With the speech by Governor Chris Christie at the Reagan Library on Tuesday night, the speculation about a presidential run and clamor to have the governor enter the race will now only increase. Despite his persistent denials, and his answer to the second question in which the governor cited the headline at Politico titled “Running: Chris Christie’s Many ‘No’s,’” his entire tone tonight tonight as well as the venue for his address spell presidential contender.
In the speech, delivered clearly and with passion, Governor Christie sounded — well — it was as you would expect at the Reagan Library: simply Reaganesque. Starting with his reaction to President Reagan’s famous firing of the PATCO air traffic control strikers, Christie noted: “President Reagan ordered them back to work, making clear that those who refused would be fired. In the end, thousands refused, and thousands were fired.” He made that statement not as a parable for how to handle labor relations, Christie said, but as “a parable of principle,” which showed that “Ronald Reagan was a man who said what he meant and meant what he said.”
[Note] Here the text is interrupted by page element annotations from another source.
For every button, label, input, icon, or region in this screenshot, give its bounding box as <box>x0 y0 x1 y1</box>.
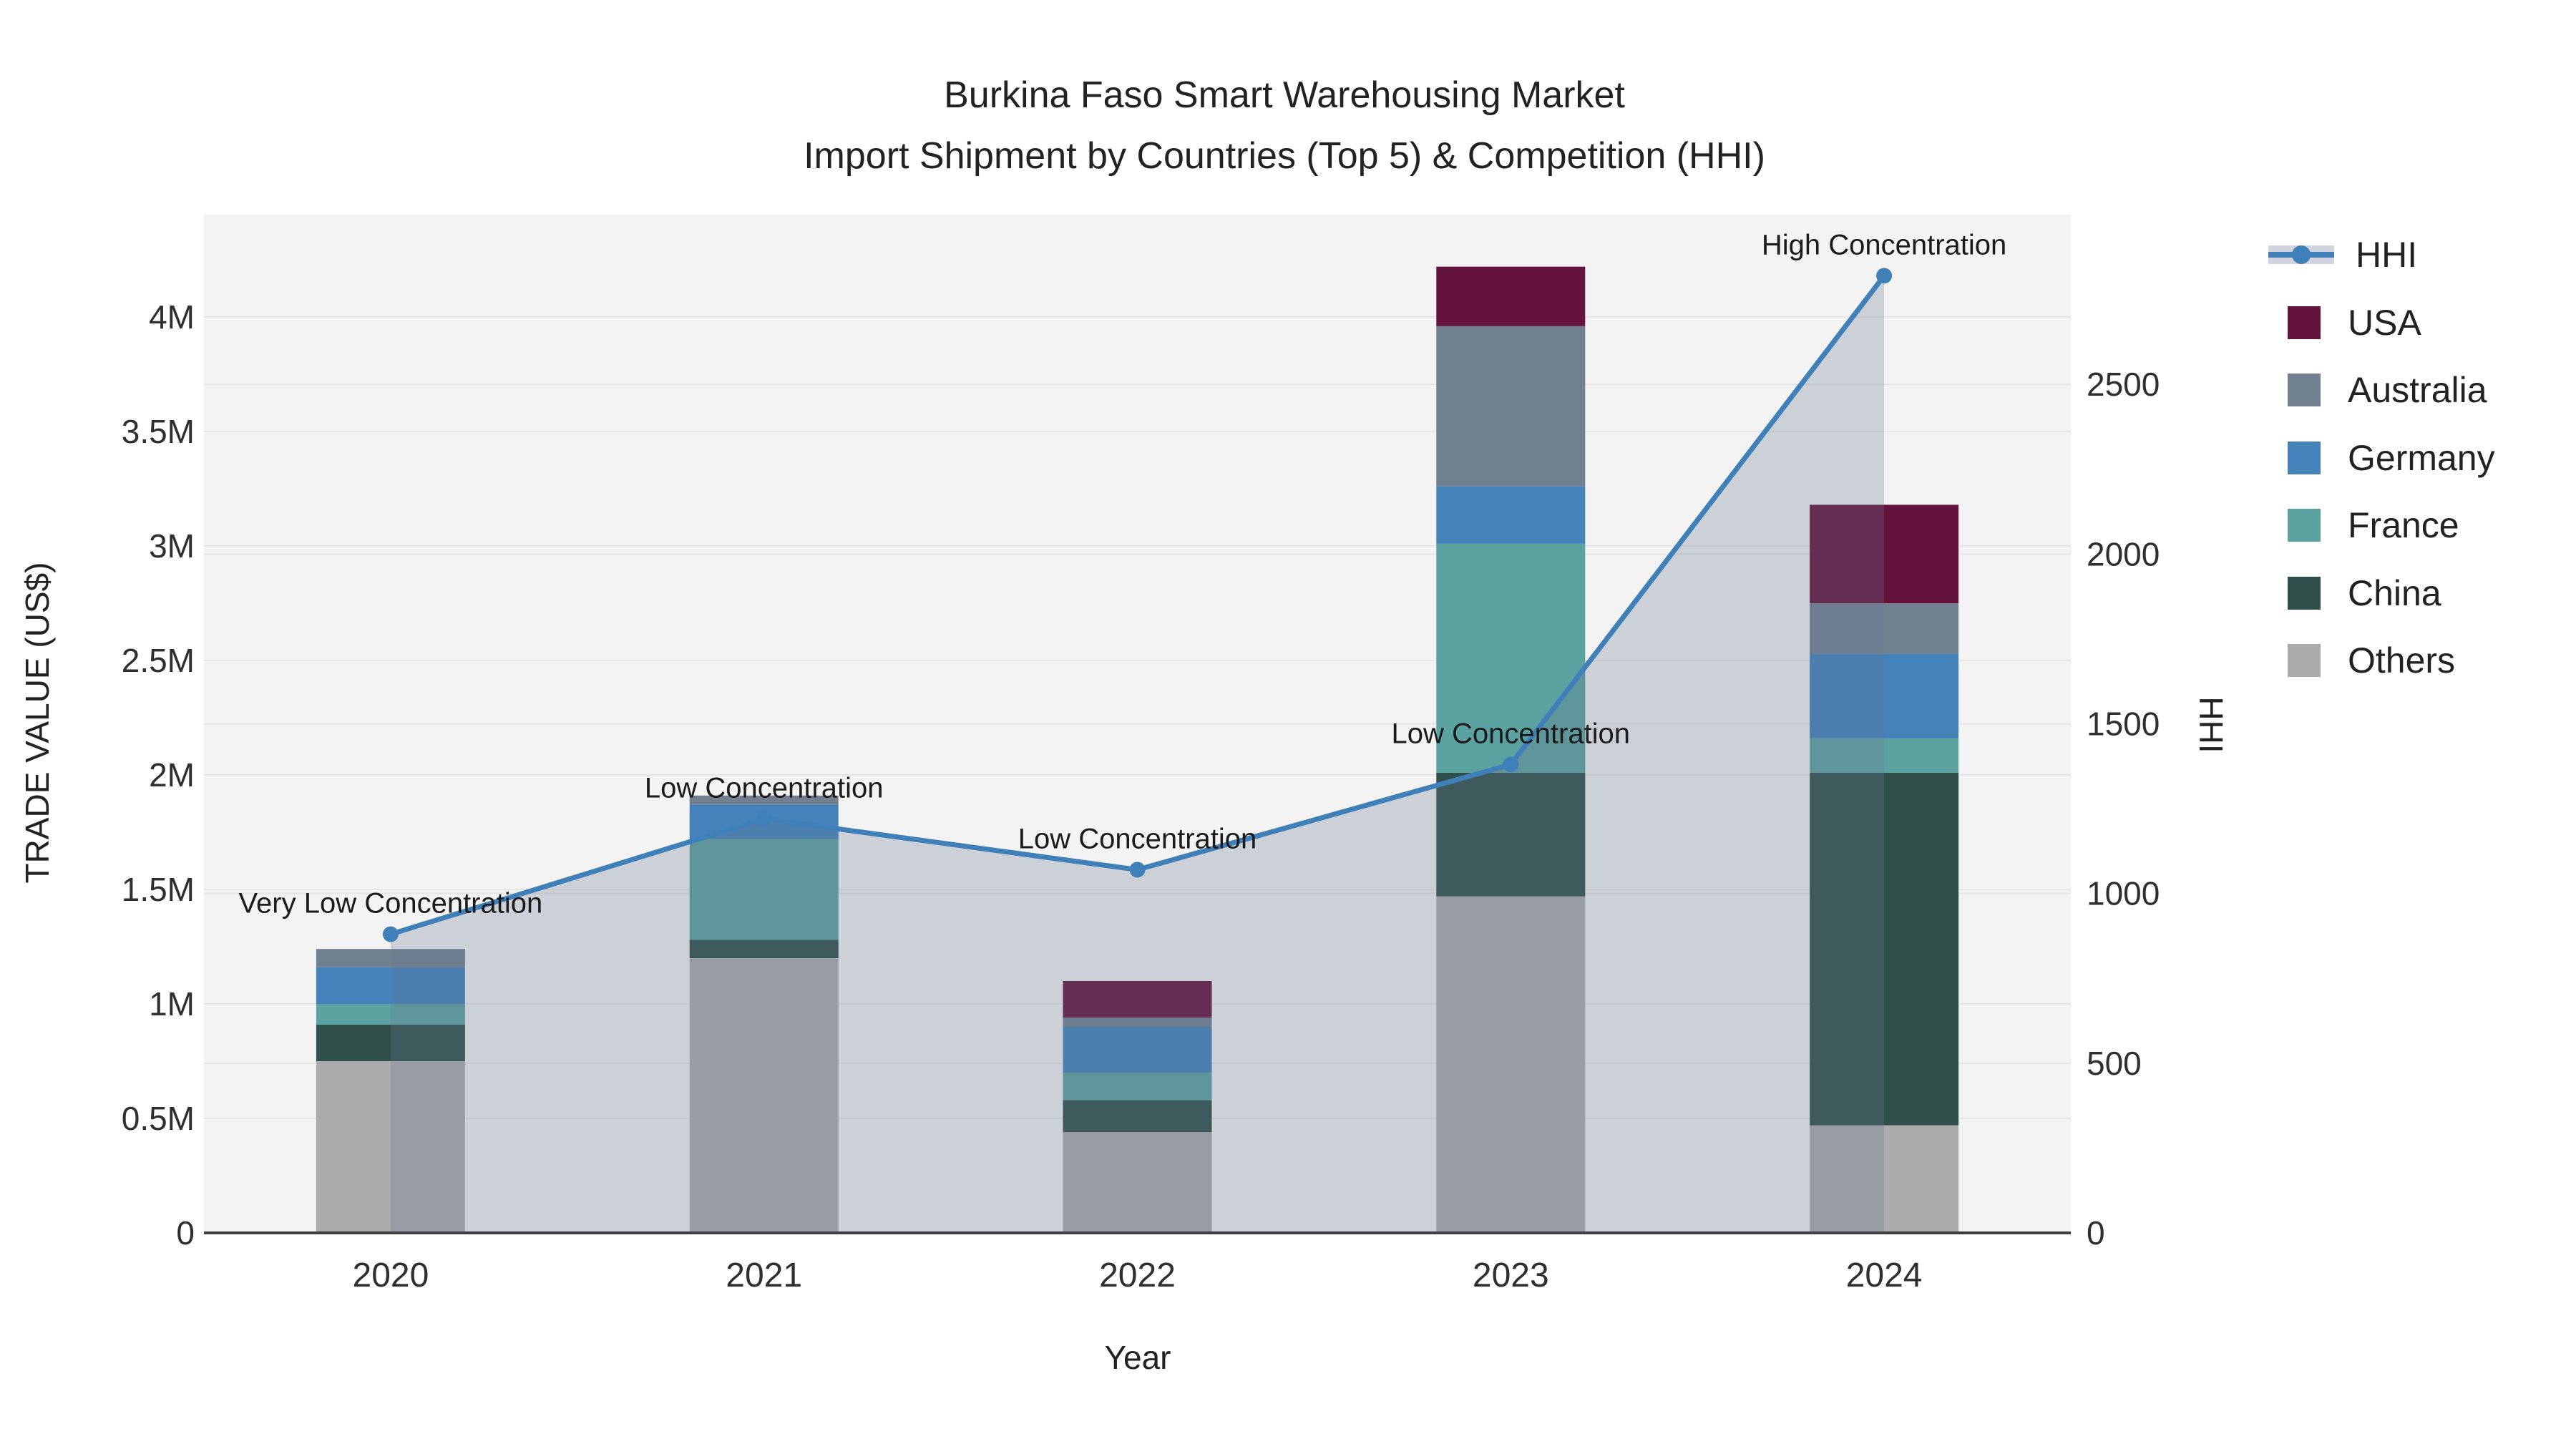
hhi-marker-2022[interactable] <box>1129 862 1146 878</box>
legend-swatch-icon <box>2288 576 2321 610</box>
y-tick-label-left: 1M <box>149 985 195 1023</box>
legend-item-usa[interactable]: USA <box>2288 301 2421 344</box>
legend-swatch-icon <box>2288 644 2321 677</box>
legend-swatch-icon <box>2288 441 2321 474</box>
annotation-2024: High Concentration <box>1762 229 2006 260</box>
legend-item-germany[interactable]: Germany <box>2288 436 2495 479</box>
legend-item-france[interactable]: France <box>2288 504 2459 547</box>
bar-segment-usa-2023[interactable] <box>1436 266 1586 326</box>
y-tick-label-left: 3.5M <box>122 413 195 450</box>
y-axis-title-right: HHI <box>2192 696 2230 753</box>
annotation-2022: Low Concentration <box>1018 823 1257 854</box>
y-tick-label-right: 2000 <box>2087 535 2160 572</box>
legend-label: China <box>2348 572 2441 613</box>
legend: HHI USA Australia Germany France China Others <box>2233 215 2569 701</box>
legend-label: France <box>2348 505 2459 545</box>
y-tick-label-right: 1000 <box>2087 875 2160 912</box>
y-tick-label-left: 0 <box>176 1214 195 1252</box>
annotation-2020: Very Low Concentration <box>239 888 543 919</box>
y-tick-label-right: 2500 <box>2087 366 2160 403</box>
legend-label: Others <box>2348 640 2456 680</box>
legend-label: Australia <box>2348 370 2487 410</box>
y-tick-label-left: 1.5M <box>122 871 195 908</box>
legend-label: HHI <box>2356 235 2418 275</box>
y-tick-label-left: 4M <box>149 298 195 336</box>
bar-segment-germany-2023[interactable] <box>1436 486 1586 544</box>
legend-item-china[interactable]: China <box>2288 572 2441 615</box>
hhi-marker-2024[interactable] <box>1876 268 1893 284</box>
x-axis-title: Year <box>1104 1339 1171 1376</box>
legend-swatch-icon <box>2288 509 2321 542</box>
annotation-2021: Low Concentration <box>645 772 884 804</box>
legend-item-hhi[interactable]: HHI <box>2268 233 2417 276</box>
x-tick-label-2022: 2022 <box>1099 1257 1176 1294</box>
y-tick-label-left: 3M <box>149 527 195 565</box>
chart-canvas: Burkina Faso Smart Warehousing Market Im… <box>0 0 2576 1449</box>
hhi-marker-2020[interactable] <box>382 926 399 942</box>
x-tick-label-2021: 2021 <box>726 1257 802 1294</box>
hhi-marker-2023[interactable] <box>1503 756 1519 773</box>
x-tick-label-2023: 2023 <box>1473 1257 1549 1294</box>
hhi-marker-2021[interactable] <box>756 811 772 827</box>
legend-swatch-icon <box>2288 374 2321 406</box>
legend-label: Germany <box>2348 437 2495 478</box>
chart-title-line2: Import Shipment by Countries (Top 5) & C… <box>804 135 1765 177</box>
plot-area-svg: 0 0.5M 1M 1.5M 2M 2.5M 3M 3.5M 4M 0 500 1000 1500 200… <box>122 215 2160 1294</box>
hhi-legend-glyph-icon <box>2268 238 2334 271</box>
legend-item-australia[interactable]: Australia <box>2288 369 2487 411</box>
x-tick-label-2024: 2024 <box>1846 1257 1923 1294</box>
y-axis-title-left: TRADE VALUE (US$) <box>19 562 56 884</box>
y-tick-label-right: 1500 <box>2087 706 2160 743</box>
y-tick-label-right: 500 <box>2087 1045 2142 1082</box>
annotation-2023: Low Concentration <box>1392 718 1631 749</box>
y-tick-label-left: 2M <box>149 756 195 794</box>
y-tick-label-left: 0.5M <box>122 1100 195 1137</box>
x-tick-label-2020: 2020 <box>353 1257 429 1294</box>
y-tick-label-right: 0 <box>2087 1214 2105 1252</box>
legend-label: USA <box>2348 302 2421 343</box>
y-tick-label-left: 2.5M <box>122 642 195 679</box>
bar-segment-australia-2023[interactable] <box>1436 326 1586 487</box>
legend-item-others[interactable]: Others <box>2288 639 2455 682</box>
legend-swatch-icon <box>2288 306 2321 339</box>
chart-title-line1: Burkina Faso Smart Warehousing Market <box>944 74 1625 116</box>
To those prominent conservatives and Republicans hoping that he will enter, a group that extends from columnist Ann Coulter to former First Lady Barbara Bush, the speech was a possible sign that, despite the denials, he is contemplating a run. Indeed, Politico now runs a story by Maggie Haberman, whose sources say just that. These sources include former New Jersey Governor Tom Kean, and those urging him to run seem to include both Roger Ailes and Rupert Murdoch.
Christie said that the country is now ruled by a “bystander in the Oval Office” who has been unable to “shake off the paralysis that has made it impossible for him to take on the really big things that are obvious to all Americans and to a watching and anxious world.” Christie appears to many to be just the man for the job — since he did it in New Jersey by taking on the public sector unions, and thereby helping the state achieve fiscal responsibility.
For those who think the governor has no foreign policy experience, he sought in the speech to address their concerns as well, noting that Reagan acted abroad just as he acted at home, addressing issues like Social Security and the Cold War. As Christie put it, domestic and foreign policy work together:
But, there is also a foreign policy price to pay. To begin with, we diminish our ability to influence the thinking and ultimately the behavior of others. There is no better way to persuade other societies around the world to become more democratic and more market-oriented than to show that our democracy and markets work better than any other system.
Turning to the contentious Middle East, Christie noted that “a Middle East that is largely democratic and at peace will be a Middle East that accepts Israel, rejects terrorism, and is a dependable source of energy.”
Strongly defending “American exceptionalism,” in essence he contrasted what a Christie approach would be to that taken currently by Barack Obama. Unlike an isolationist like Ron Paul, Christie argued on behalf of having the necessary resources for defense, intelligence, homeland security, and diplomacy. He said, however, that makeover of other societies cannot be done; hence, “We need to limit ourselves overseas to what is in our national interest so that we can rebuild the foundations of American power here at home – foundations that need to be rebuilt in part so that we can sustain a leadership role in the world for decades to come.”
The words sound good, but like other potential candidates, Christie gave no details as to how he or any other leader would decide when to act abroad and when to limit our foreign involvement.
Few, however, can doubt the eloquence or power of Chrstie’s words:
Today, the biggest challenge we must meet is the one we present to ourselves. To not become a nation that places entitlement ahead of accomplishment. To not become a country that places comfortable lies ahead of difficult truths. To not become a people that thinks so little of ourselves that we demand no sacrifice from each other. We are a better people than that; and we must demand a better nation than that.
Contrasting his demand with the stance of President Barack Obama, Christie accused the president of preparing “to divide our nation to achieve re-election.”
There are, of course, many serious mitigating factors that would haunt candidate Christie were he to enter. These have been pointed out forcefully by our colleagues at National Review, in an online article by Daniel Foster. He notes the following issues that Christie would have to immediately address:
- His position on gay marriage.
- His support of gun control and opposition to the NRA position.
- His appointment of Judge Sohail Mohammed, who appears rather soft on the issue of the dangers of radical Islam.
- His belief that illegal immigration is not a crime.
- And some environmental positions not in tune with many conservatives.
Some of these that Foster point to, however, could help him in swing states and among independent voters, even though many in the conservative base of the Republican Party would not be happy. Yet some of these same conservatives supported Rudy Giuliani in polls taken in 2008, despite the former New York mayor’s equally weak social conservatism.
Nevertheless, my hunch is that the reports that Christie may be considering a run are accurate. Why else would he give this particular address tonight at the Reagan Library? Christie is probably aware that a good chance exists he will not win re-election as governor of New Jersey, and that if he does not take the bait for a presidential run now, his time for it will be over forever. His wife has said that she is sure he would make a good president; others are pressuring him to enter, and he has been visited by scores of people with big bucks making clear that were he to enter, fund-raising would not be a problem.
Whatever his ultimate decision, and the guessing game he is putting us all through, the race for the Republican nomination is getting more interesting each passing day.